Michele Jurado-Rende

Michele Jurado-Rende is the kind of person who elevates those around her. After running her very own successful pottery business, her hand-painted servingware showcased on shelves at high-end retailers like Barney’s New York, she decided to lend her superpowers to another talented maker: Spencer Peterman.

Spencer and Michele met in the late 90s, when Michele was a successful potter in the Arts and Industry building in Florence, Massachusetts, and Spencer was making baskets and bowls. A craftsman friend, Ed Cohen, invited Michele to join a craftperson’s guild. Spencer was already a member and a mutual friend, and he possessed an important but often overlooked asset: a van! Together, the three of them would carpool and sell their works on the wholesale craft fair circuit together. But it wasn’t until a while later that Michele would see the opportunity to lend her talents to Spencer’s business.

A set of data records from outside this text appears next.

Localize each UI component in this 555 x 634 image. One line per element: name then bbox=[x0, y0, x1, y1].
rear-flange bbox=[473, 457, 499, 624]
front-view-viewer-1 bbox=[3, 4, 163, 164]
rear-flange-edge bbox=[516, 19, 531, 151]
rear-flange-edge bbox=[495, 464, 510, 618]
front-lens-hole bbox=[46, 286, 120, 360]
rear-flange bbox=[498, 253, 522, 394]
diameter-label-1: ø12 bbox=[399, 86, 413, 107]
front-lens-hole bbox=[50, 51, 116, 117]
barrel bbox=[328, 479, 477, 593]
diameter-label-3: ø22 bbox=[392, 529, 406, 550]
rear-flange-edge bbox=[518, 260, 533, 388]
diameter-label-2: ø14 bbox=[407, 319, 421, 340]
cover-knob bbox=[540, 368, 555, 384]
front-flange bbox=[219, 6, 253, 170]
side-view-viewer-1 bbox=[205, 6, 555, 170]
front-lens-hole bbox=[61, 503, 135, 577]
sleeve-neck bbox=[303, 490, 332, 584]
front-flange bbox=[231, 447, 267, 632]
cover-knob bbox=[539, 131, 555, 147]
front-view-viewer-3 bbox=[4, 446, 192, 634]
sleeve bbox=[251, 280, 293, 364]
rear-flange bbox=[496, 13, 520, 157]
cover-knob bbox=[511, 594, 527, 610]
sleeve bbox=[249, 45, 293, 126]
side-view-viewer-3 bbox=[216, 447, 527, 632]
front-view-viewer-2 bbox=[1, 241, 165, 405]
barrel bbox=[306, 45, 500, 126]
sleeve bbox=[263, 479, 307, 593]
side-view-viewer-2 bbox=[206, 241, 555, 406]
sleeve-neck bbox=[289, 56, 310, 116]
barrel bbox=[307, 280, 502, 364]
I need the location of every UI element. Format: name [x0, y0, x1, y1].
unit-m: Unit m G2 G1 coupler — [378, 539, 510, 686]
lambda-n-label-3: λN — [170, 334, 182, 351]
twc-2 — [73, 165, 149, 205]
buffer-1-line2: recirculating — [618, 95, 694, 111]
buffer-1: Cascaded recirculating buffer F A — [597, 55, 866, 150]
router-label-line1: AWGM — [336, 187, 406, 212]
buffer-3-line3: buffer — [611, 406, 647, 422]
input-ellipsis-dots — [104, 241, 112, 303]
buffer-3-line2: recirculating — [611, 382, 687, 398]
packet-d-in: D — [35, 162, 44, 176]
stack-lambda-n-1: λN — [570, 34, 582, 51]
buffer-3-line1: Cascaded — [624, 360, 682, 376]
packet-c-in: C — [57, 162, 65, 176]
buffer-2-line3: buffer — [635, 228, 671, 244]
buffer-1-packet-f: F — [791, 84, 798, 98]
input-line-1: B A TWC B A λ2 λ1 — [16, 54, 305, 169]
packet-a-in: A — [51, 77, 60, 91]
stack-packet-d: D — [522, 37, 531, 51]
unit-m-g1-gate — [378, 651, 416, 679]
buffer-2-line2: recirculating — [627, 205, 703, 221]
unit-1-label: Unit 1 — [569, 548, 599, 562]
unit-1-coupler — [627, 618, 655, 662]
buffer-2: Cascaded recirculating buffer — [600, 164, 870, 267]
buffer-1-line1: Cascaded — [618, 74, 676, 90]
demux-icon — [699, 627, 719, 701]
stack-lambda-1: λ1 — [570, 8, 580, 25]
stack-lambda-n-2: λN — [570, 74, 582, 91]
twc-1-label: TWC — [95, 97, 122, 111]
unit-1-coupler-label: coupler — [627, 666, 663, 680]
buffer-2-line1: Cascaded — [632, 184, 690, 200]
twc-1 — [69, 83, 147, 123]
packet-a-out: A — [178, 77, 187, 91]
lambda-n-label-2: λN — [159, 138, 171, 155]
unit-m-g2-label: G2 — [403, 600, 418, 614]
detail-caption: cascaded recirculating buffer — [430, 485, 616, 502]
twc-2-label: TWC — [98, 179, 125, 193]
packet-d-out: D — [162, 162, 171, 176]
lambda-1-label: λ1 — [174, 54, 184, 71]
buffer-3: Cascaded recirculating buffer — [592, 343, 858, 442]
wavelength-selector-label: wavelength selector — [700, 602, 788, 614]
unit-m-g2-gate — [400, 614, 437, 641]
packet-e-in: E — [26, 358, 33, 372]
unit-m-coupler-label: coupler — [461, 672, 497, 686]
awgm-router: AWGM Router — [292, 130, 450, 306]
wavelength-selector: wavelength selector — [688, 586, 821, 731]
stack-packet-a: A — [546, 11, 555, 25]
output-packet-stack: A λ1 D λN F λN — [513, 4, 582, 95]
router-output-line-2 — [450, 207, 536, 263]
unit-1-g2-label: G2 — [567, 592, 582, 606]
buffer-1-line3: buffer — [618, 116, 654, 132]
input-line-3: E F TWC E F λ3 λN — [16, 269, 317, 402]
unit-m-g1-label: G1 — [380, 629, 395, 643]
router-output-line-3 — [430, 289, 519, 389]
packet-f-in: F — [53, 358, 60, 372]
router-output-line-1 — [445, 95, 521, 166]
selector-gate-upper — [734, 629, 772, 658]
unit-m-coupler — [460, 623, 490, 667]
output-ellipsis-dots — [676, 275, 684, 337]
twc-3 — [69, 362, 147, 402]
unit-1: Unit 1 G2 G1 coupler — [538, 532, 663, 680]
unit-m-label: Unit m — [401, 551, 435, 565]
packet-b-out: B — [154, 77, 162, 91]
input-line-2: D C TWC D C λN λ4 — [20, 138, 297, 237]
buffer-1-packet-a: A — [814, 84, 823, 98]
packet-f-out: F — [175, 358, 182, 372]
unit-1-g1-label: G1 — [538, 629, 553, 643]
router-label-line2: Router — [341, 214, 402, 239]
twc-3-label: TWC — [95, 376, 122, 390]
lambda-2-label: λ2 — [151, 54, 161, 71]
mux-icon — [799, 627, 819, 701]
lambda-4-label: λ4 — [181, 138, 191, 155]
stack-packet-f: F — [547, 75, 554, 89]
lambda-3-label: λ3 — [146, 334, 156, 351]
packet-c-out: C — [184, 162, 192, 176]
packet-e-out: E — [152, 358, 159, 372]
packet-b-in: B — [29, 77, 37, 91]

While the market for her work was declining, and Spencer’s market picking up, Michele noticed some chaos starting to creep in to the basket and bowl turning operation. “I could tell he needed a little bit of help with the organization, so I asked him if I could work for him,” she says, recalling back to around 2006. From the get-go, her keen eye for optimization has proved to be quite useful. “So I walk into the shop, and—because it’s a bunch of guys, ok?—all the bowls were on the floor! I said, ‘Ah, I think…we need some shelving units.’” And thus began her stint as the production manger for Spencer’s operation!

With Spencer fully on board to get Michele what she needed, she quickly became the all-around go-to gal. “You really get to know the business and all the customers being the person fulfilling orders. I started to do all of the invoicing, shipping, customer service, quality control…and by necessity, things just got more organized. His sales started doing really well, and he felt like he needed to expand. That’s when he bought this place, back in 2011,” she says, referring to the current workshop and retail gallery in Gill.

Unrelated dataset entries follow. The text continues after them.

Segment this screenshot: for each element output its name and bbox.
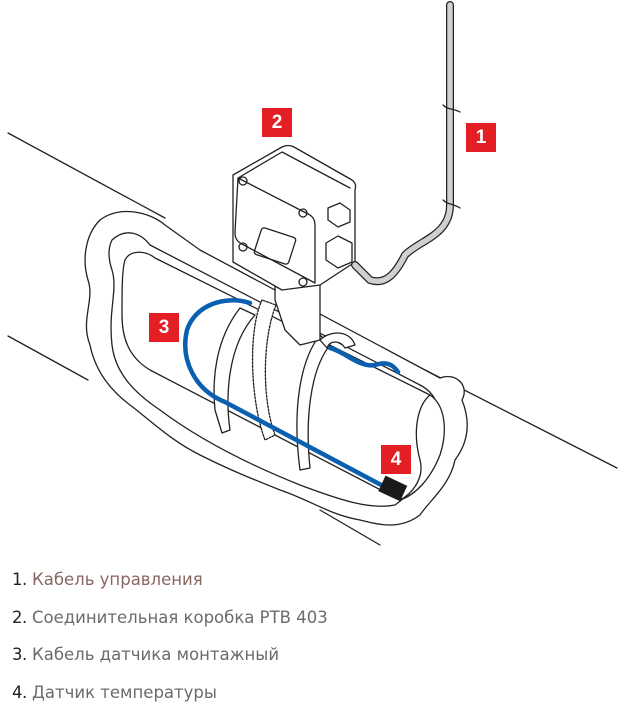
legend: 1. Кабель управления 2. Соединительная к… [12, 566, 328, 716]
legend-label: Датчик температуры [32, 682, 217, 702]
callout-4: 4 [381, 445, 411, 474]
legend-item: 1. Кабель управления [12, 566, 328, 604]
callout-2: 2 [262, 108, 292, 137]
pipe-top-edge [7, 132, 166, 219]
junction-box [232, 144, 357, 291]
legend-item: 2. Соединительная коробка PTB 403 [12, 604, 328, 642]
temperature-sensor [378, 475, 408, 502]
callout-1: 1 [466, 123, 496, 152]
legend-number: 1. [12, 570, 27, 589]
control-cable [351, 1, 454, 286]
legend-item: 3. Кабель датчика монтажный [12, 641, 328, 679]
legend-number: 4. [12, 682, 27, 702]
installation-diagram [7, 1, 618, 546]
legend-number: 2. [12, 607, 27, 627]
callout-3: 3 [149, 313, 179, 342]
sensor-cable [183, 298, 401, 490]
hose-clamp [296, 334, 331, 471]
legend-label: Кабель управления [32, 570, 203, 589]
pipe-bottom-edge [7, 335, 89, 381]
legend-number: 3. [12, 645, 27, 664]
legend-item: 4. Датчик температуры [12, 679, 328, 716]
legend-label: Кабель датчика монтажный [32, 645, 280, 664]
legend-label: Соединительная коробка PTB 403 [32, 607, 328, 627]
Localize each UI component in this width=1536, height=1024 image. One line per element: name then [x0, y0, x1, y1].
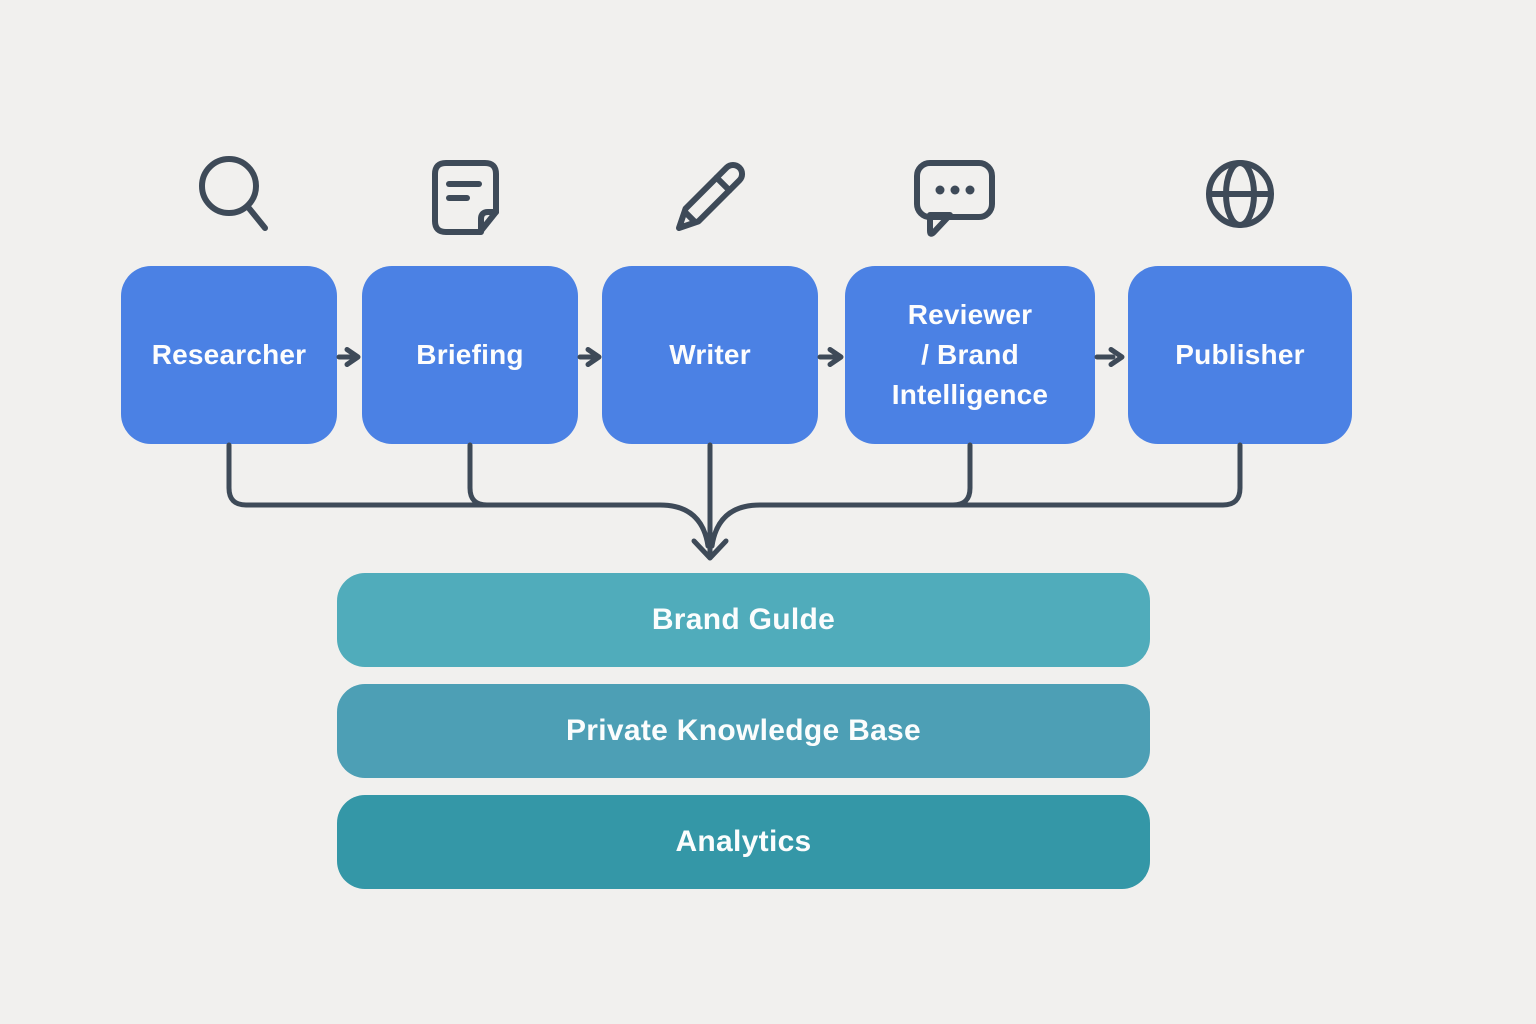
connector-briefing-branch	[467, 442, 490, 508]
stage-box-publisher: Publisher	[1128, 266, 1352, 444]
arrow-writer-to-reviewer	[817, 347, 844, 367]
stage-box-reviewer-brand-intelligence: Reviewer / Brand Intelligence	[845, 266, 1095, 444]
stage-box-briefing: Briefing	[362, 266, 578, 444]
bar-label-private-knowledge-base: Private Knowledge Base	[565, 714, 922, 747]
arrow-briefing-to-writer	[577, 347, 602, 367]
chat-bubble-icon	[903, 148, 1003, 243]
stage-box-writer: Writer	[602, 266, 818, 444]
bar-label-brand-guide: Brand Gulde	[651, 603, 836, 636]
arrow-reviewer-to-publisher	[1094, 347, 1125, 367]
down-arrowhead	[691, 538, 729, 561]
arrow-researcher-to-briefing	[336, 347, 361, 367]
bar-label-analytics: Analytics	[675, 825, 812, 858]
stage-label-briefing: Briefing	[416, 339, 524, 371]
globe-icon	[1193, 146, 1288, 241]
stage-box-researcher: Researcher	[121, 266, 337, 444]
stage-label-reviewer-brand-intelligence: Reviewer / Brand Intelligence	[891, 299, 1049, 410]
connector-publisher-branch	[709, 442, 1243, 549]
bar-private-knowledge-base: Private Knowledge Base	[337, 684, 1150, 778]
bar-brand-guide: Brand Gulde	[337, 573, 1150, 667]
stage-label-researcher: Researcher	[151, 339, 307, 371]
document-icon	[422, 148, 512, 238]
connector-reviewer-branch	[950, 442, 973, 508]
connector-researcher-branch	[226, 442, 711, 549]
stage-label-publisher: Publisher	[1175, 339, 1305, 371]
search-icon	[189, 146, 269, 236]
stage-label-writer: Writer	[669, 339, 751, 371]
bar-analytics: Analytics	[337, 795, 1150, 889]
pencil-icon	[665, 148, 755, 238]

“I knew Spencer could do so well,” Michele recalls, “I saw the quality of his work, and it was exceptional. It just had to be a little more visible.”

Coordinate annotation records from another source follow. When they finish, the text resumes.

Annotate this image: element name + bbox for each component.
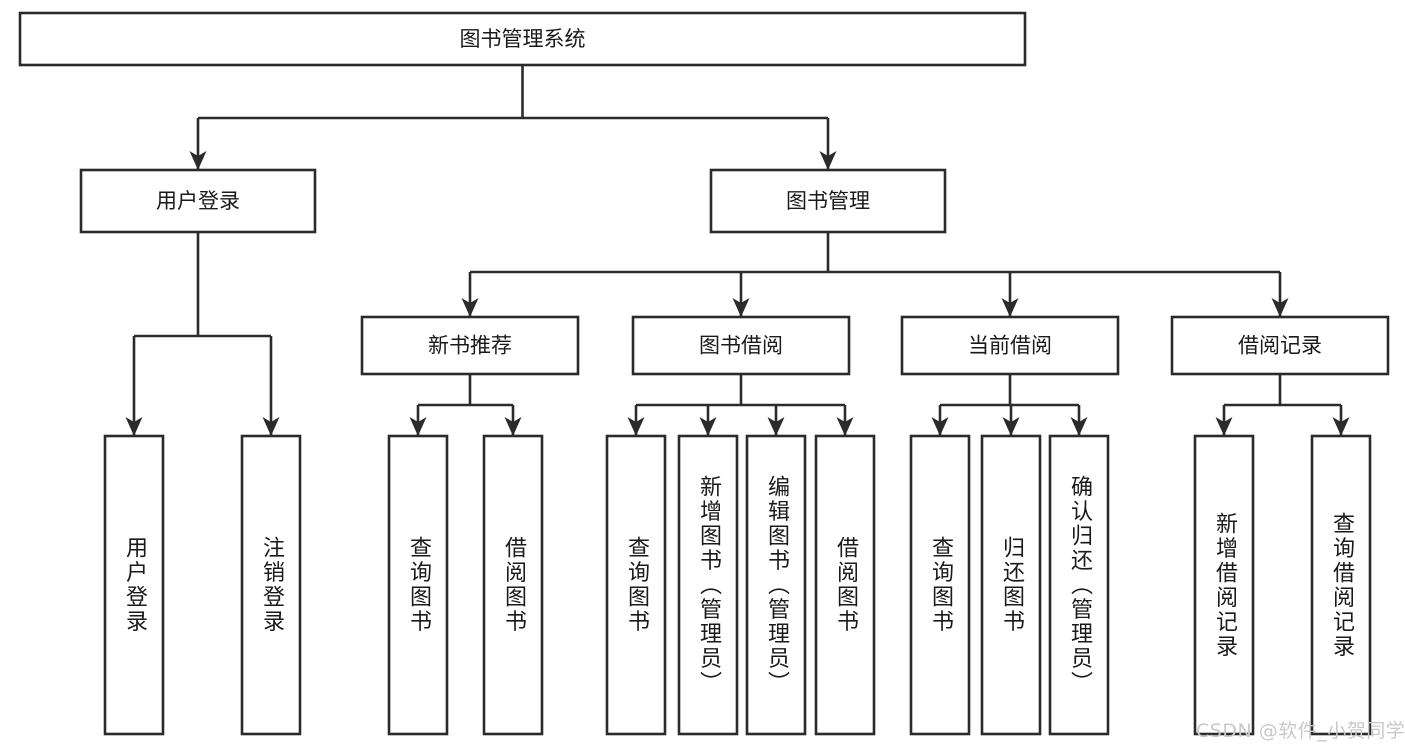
node-root[interactable]: 图书管理系统 bbox=[18, 11, 1027, 67]
node-level3-2-box[interactable] bbox=[900, 315, 1120, 376]
connectors-layer bbox=[125, 65, 1350, 436]
arrow-head-icon bbox=[189, 151, 207, 170]
node-leaf-1[interactable] bbox=[240, 434, 302, 736]
node-level3-1[interactable]: 图书借阅 bbox=[631, 315, 851, 376]
node-leaf-11[interactable] bbox=[1193, 434, 1255, 736]
node-leaf-10-box[interactable] bbox=[1048, 434, 1110, 736]
node-leaf-6[interactable] bbox=[745, 434, 807, 736]
node-level3-1-label: 图书借阅 bbox=[699, 334, 783, 358]
node-level3-3-box[interactable] bbox=[1170, 315, 1390, 376]
node-leaf-4-box[interactable] bbox=[605, 434, 667, 736]
node-leaf-12-box[interactable] bbox=[1310, 434, 1372, 736]
node-leaf-1-box[interactable] bbox=[240, 434, 302, 736]
arrow-head-icon bbox=[504, 417, 522, 436]
node-leaf-6-box[interactable] bbox=[745, 434, 807, 736]
node-leaf-7[interactable] bbox=[814, 434, 876, 736]
arrow-head-icon bbox=[1215, 417, 1233, 436]
node-leaf-10[interactable] bbox=[1048, 434, 1110, 736]
arrow-head-icon bbox=[699, 417, 717, 436]
node-leaf-4[interactable] bbox=[605, 434, 667, 736]
node-root-label: 图书管理系统 bbox=[460, 27, 586, 51]
node-level3-1-box[interactable] bbox=[631, 315, 851, 376]
node-leaf-12[interactable] bbox=[1310, 434, 1372, 736]
arrow-head-icon bbox=[1002, 417, 1020, 436]
node-leaf-11-box[interactable] bbox=[1193, 434, 1255, 736]
node-level2-1-label: 图书管理 bbox=[786, 189, 870, 213]
node-level3-2[interactable]: 当前借阅 bbox=[900, 315, 1120, 376]
node-leaf-2-box[interactable] bbox=[387, 434, 449, 736]
node-leaf-2[interactable] bbox=[387, 434, 449, 736]
node-leaf-8-box[interactable] bbox=[909, 434, 971, 736]
node-leaf-8[interactable] bbox=[909, 434, 971, 736]
node-leaf-7-box[interactable] bbox=[814, 434, 876, 736]
arrow-head-icon bbox=[1001, 298, 1019, 317]
node-leaf-5-box[interactable] bbox=[677, 434, 739, 736]
arrow-head-icon bbox=[262, 417, 280, 436]
arrow-head-icon bbox=[461, 298, 479, 317]
node-leaf-5[interactable] bbox=[677, 434, 739, 736]
arrow-head-icon bbox=[836, 417, 854, 436]
arrow-head-icon bbox=[819, 151, 837, 170]
node-leaf-9-box[interactable] bbox=[980, 434, 1042, 736]
node-level2-1[interactable]: 图书管理 bbox=[709, 168, 947, 234]
node-level3-0-label: 新书推荐 bbox=[428, 334, 512, 358]
arrow-head-icon bbox=[627, 417, 645, 436]
node-level2-0-label: 用户登录 bbox=[156, 189, 240, 213]
node-level2-1-box[interactable] bbox=[709, 168, 947, 234]
node-leaf-3-box[interactable] bbox=[482, 434, 544, 736]
arrow-head-icon bbox=[767, 417, 785, 436]
arrow-head-icon bbox=[125, 417, 143, 436]
arrow-head-icon bbox=[931, 417, 949, 436]
node-leaf-0-box[interactable] bbox=[103, 434, 165, 736]
node-level2-0[interactable]: 用户登录 bbox=[79, 168, 317, 234]
arrow-head-icon bbox=[732, 298, 750, 317]
node-level2-0-box[interactable] bbox=[79, 168, 317, 234]
node-level3-0-box[interactable] bbox=[360, 315, 580, 376]
arrow-head-icon bbox=[1271, 298, 1289, 317]
arrow-head-icon bbox=[1332, 417, 1350, 436]
arrow-head-icon bbox=[409, 417, 427, 436]
arrow-head-icon bbox=[1070, 417, 1088, 436]
node-leaf-3[interactable] bbox=[482, 434, 544, 736]
node-root-box[interactable] bbox=[18, 11, 1027, 67]
node-level3-2-label: 当前借阅 bbox=[968, 334, 1052, 358]
csdn-watermark: CSDN @软件_小贺同学 bbox=[1196, 720, 1405, 742]
node-level3-3-label: 借阅记录 bbox=[1238, 334, 1322, 358]
node-level3-0[interactable]: 新书推荐 bbox=[360, 315, 580, 376]
node-leaf-0[interactable] bbox=[103, 434, 165, 736]
node-leaf-9[interactable] bbox=[980, 434, 1042, 736]
node-level3-3[interactable]: 借阅记录 bbox=[1170, 315, 1390, 376]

And visible it has indeed become. In the years since Michele joined, Peterman’s Boards and Bowls has increased production and expanded far beyond craft fairs and shows. With Michele and Spencer now co-owners of Peterman’s Boards and Bowls, Marie (who you’ll meet in a future blog post) has stepped into Michele’s previous role as the Production Manager. Peterman’s has a bustling wholesale operation with dozens of retailers nationwide, a busy workshop and gallery store in Gill and sister workshop in Turners Falls, an exciting retail space in the Boston Public Market, and a fantastic team that makes all that magic possible. Of their current space in Gill, Michele sums it up thusly: “It feels like you’re at summer camp… like this wonderful, cozy retreat.”

You can take a mini-retreat up to Gill to see the space for yourself, and catch Michele and Spencer most days at the Gill gallery. While you’re there, make sure to get a peek of the kitchen space—all that gorgeous interior design and styling? You guessed it: that’s all Michele too!